March 28 saw the launch of the DVD documentary Hunting My Husband’s Killers and the book With What Remains at the Soho Hotel, London.
The film follows the quest of health worker, Lesley Bilinda, as she returns to her former home, Rwanda, ten years after the genocide in which her Tutsi husband was killed. The purpose of the trip is to try and find the killers of her husband and to offer them forgiveness. The book, written by Lesley herself, gives her reflections on the making of the film and her emotions and thoughts as she works through the possibility to forgive and the reasons for doing so.
Immensely moving
After an introduction from Ray Tostevin, the co-director of the film, there was input from Jean Whitnall, the sales and marketing director of Hodder and Stoughton, who published the book, and from Paul Brigham, the marketing director of Tearfund. Jay Knox, director of Purple Flame media who co-directed the film with Ray Tostevin, said: ‘It is a film about facing pain. It is a personal story, not a political film…that gives huge insight into human nature.’
The immensely moving clips which followed certainly revealed just how hard it was for Lesley to make this journey. In one, Lesley meets a man involved in the killing of her best friend, Anatolie. After hearing the graphic account of her friend’s death, Lesley turns to him and said: ‘As one of her friends, if I were to say to you that I forgive you for what you have done, how would you respond?’
Spotlight on forgiveness
The film and the book put the whole question of forgiveness under the spotlight.

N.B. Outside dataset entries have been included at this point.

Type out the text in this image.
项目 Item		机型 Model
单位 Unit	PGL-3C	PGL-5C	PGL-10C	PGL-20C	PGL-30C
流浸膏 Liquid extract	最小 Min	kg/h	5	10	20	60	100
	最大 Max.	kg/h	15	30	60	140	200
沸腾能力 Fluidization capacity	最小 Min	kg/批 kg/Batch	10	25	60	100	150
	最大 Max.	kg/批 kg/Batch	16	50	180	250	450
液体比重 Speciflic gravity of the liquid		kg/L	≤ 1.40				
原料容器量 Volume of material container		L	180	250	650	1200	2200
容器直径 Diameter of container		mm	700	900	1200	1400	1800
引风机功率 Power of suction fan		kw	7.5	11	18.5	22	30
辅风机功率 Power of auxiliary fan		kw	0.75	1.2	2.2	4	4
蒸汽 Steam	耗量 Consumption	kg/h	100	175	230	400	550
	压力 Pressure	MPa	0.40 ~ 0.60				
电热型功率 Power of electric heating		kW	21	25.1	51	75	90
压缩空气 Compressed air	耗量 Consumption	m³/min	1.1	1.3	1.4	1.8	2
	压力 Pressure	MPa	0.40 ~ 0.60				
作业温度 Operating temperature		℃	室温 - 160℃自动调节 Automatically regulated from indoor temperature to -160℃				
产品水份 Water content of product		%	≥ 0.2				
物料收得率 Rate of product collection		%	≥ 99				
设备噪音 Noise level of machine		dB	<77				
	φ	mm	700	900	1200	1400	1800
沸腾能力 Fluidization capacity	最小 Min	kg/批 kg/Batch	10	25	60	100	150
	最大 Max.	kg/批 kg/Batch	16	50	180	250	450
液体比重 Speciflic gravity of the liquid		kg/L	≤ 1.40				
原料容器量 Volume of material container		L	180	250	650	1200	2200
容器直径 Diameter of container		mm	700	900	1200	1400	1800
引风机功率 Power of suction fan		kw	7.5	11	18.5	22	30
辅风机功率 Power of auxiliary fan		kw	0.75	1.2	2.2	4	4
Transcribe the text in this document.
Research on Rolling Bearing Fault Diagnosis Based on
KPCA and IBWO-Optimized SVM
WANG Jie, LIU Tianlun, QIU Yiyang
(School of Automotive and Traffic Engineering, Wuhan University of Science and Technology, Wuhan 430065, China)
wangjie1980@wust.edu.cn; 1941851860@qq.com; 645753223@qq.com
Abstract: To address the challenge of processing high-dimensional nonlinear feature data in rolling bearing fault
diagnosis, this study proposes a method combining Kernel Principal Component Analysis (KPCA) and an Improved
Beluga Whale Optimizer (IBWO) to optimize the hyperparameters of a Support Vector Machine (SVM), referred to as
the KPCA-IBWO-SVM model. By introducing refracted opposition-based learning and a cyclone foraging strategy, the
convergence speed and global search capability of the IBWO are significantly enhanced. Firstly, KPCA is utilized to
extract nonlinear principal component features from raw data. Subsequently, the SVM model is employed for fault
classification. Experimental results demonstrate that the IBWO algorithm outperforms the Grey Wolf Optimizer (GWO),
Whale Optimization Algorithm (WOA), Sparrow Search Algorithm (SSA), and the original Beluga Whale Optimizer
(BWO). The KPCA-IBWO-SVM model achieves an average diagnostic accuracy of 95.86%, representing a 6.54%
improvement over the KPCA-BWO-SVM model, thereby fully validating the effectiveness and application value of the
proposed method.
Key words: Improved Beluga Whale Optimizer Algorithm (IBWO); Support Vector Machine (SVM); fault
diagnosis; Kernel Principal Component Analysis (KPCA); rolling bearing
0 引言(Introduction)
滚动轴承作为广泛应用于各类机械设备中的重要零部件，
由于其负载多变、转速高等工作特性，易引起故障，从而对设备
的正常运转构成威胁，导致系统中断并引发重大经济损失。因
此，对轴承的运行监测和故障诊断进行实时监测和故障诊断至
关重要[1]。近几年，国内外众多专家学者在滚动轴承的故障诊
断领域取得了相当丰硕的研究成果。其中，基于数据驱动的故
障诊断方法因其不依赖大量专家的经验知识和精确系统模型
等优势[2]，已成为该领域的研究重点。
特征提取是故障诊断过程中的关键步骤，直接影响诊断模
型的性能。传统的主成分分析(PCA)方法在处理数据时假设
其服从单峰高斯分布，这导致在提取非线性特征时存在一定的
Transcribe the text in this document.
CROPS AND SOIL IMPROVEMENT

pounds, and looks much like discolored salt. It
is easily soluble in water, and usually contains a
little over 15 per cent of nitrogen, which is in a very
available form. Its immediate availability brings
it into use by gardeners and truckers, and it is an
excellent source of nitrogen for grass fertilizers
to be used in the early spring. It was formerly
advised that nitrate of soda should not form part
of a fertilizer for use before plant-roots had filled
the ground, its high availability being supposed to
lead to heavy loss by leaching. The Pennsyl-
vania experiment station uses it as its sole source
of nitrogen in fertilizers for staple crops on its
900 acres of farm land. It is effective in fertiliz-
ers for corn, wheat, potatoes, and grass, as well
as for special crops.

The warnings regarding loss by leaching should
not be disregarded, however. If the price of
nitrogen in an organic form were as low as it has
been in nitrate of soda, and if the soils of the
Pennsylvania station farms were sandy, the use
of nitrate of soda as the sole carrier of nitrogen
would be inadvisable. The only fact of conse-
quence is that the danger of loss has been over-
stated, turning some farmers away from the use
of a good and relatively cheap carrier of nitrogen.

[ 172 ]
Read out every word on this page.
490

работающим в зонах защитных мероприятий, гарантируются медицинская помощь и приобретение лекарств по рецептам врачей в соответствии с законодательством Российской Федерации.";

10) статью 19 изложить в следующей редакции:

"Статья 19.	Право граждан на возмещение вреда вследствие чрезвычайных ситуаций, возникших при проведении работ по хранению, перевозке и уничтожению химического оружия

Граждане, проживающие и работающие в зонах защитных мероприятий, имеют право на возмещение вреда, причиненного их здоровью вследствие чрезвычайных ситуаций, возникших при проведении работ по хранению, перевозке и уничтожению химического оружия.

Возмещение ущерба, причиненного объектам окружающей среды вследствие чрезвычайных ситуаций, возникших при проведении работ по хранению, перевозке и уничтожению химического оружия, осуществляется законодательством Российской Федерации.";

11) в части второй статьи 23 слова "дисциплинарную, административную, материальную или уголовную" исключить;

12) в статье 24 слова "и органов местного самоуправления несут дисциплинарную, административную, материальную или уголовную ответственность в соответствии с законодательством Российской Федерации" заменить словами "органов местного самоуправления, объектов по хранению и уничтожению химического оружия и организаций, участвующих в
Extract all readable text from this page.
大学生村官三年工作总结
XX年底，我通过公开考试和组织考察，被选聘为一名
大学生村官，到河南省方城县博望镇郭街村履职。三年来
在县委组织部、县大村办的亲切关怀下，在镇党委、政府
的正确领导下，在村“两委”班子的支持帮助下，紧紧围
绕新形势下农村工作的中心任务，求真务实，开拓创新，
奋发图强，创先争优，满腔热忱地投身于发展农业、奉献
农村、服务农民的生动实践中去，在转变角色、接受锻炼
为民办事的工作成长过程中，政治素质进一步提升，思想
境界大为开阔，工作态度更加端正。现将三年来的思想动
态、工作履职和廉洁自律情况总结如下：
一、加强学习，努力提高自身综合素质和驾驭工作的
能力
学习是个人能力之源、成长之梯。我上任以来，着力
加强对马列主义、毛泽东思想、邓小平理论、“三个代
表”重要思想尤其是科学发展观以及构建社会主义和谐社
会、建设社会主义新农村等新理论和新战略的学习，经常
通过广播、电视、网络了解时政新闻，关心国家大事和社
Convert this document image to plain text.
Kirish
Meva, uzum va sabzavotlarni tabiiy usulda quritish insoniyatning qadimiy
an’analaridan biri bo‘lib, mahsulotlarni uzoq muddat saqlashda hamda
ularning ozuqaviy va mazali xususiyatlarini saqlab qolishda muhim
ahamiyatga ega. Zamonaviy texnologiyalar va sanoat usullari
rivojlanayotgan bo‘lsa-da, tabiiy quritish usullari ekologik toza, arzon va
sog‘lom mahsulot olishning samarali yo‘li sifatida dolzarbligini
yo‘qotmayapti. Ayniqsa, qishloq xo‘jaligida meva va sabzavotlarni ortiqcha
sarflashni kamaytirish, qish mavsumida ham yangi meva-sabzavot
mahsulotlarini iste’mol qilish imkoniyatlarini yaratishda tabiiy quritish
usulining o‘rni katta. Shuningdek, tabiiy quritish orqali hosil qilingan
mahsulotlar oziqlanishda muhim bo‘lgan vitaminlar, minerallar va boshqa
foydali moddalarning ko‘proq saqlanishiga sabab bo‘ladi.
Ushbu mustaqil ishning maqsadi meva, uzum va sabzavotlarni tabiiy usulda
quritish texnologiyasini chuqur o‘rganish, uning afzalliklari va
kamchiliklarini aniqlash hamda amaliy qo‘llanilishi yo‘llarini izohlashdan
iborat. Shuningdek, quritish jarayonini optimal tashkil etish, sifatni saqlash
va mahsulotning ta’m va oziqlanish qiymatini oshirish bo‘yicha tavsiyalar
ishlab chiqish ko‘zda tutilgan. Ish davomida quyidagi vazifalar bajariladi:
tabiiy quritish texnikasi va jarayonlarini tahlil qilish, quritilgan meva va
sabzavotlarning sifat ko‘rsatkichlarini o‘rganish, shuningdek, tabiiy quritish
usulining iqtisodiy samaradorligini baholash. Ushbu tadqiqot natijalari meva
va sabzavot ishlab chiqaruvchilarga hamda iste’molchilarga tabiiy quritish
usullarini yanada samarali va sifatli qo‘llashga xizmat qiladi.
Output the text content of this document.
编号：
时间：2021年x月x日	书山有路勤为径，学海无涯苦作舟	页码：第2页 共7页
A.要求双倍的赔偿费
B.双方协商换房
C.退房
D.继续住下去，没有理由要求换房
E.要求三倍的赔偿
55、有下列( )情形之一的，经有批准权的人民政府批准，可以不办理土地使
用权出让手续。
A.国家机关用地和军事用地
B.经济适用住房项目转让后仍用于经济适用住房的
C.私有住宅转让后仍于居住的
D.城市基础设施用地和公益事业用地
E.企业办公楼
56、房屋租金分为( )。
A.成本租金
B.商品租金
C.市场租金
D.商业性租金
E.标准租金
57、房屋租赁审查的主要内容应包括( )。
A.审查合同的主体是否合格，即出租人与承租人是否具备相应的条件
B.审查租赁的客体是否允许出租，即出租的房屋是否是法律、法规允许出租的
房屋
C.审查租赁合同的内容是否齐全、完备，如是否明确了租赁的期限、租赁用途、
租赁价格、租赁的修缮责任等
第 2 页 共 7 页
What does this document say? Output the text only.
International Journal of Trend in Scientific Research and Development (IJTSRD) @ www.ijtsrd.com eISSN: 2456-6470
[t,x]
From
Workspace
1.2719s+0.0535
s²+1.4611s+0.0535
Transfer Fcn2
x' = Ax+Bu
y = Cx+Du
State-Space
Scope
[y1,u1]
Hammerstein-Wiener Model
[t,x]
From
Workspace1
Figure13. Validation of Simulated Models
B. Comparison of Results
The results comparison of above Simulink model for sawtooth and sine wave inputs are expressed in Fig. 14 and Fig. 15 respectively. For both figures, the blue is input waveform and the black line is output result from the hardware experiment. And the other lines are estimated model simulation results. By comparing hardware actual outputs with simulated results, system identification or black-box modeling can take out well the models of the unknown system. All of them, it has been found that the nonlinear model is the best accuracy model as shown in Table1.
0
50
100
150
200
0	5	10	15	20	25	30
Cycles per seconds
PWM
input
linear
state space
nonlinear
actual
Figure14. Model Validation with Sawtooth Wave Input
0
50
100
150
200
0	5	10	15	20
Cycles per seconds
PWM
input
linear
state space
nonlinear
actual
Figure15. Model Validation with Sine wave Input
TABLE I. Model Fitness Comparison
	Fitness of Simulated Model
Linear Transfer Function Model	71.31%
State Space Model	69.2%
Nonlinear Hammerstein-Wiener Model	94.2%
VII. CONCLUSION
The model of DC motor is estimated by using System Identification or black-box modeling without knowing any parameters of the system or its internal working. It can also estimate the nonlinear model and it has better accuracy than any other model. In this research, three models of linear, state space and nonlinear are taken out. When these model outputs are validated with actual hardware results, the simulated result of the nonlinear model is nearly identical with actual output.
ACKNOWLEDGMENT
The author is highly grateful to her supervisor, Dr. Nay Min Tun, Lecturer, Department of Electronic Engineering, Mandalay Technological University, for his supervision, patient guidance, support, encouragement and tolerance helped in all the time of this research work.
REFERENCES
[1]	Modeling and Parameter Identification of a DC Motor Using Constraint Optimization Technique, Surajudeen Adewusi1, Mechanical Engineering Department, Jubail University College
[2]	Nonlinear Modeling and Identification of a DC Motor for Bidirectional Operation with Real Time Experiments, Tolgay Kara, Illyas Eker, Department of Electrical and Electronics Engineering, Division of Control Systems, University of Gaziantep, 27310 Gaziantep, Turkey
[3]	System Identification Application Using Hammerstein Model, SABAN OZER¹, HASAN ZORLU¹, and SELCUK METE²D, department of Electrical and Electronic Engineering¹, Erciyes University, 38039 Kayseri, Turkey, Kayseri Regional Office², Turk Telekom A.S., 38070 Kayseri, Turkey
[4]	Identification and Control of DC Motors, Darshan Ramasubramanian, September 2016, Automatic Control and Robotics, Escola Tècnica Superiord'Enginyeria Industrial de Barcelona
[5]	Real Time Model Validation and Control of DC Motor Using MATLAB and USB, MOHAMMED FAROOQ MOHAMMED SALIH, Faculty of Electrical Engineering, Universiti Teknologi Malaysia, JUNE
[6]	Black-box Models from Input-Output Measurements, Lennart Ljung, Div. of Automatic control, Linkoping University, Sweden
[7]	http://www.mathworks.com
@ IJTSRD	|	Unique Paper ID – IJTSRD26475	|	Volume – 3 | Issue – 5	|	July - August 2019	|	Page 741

Not only did Lesley return to Rwanda to seek the killers of those she loved and offer forgiveness, she is also confronted with the brutal fact that, throughout her marriage, her husband was unfaithful to her. Interviewed by Ray Tostevin during the evening, Lesley revealed how this had increased both her understanding of the extent of human weakness and her grasp of grace. She stated: ‘We are all human beings and we all face the same pressures and temptations.’
At the end of her book she makes a similar point:‘How easy it is to get into a blame mentality, seeing myself as completely innocent and the enemy as completely evil. I would like to think…I would have stood up against the tide of atrocities and championed the cause of peace. But would I?’ This leads Lesley to forgive. Not that this is easy and does not mean she can forget. But it is a real, grace-based forgiveness.‘To me,’ Lesley said, ‘forgiveness is… a decision of the will that stems from an awareness of my own having been forgiven by God.’
Listening to her, it struck me that she had learned at a very deep level what it means to pray ‘Forgive us our sins, as we forgive those who sin against us.’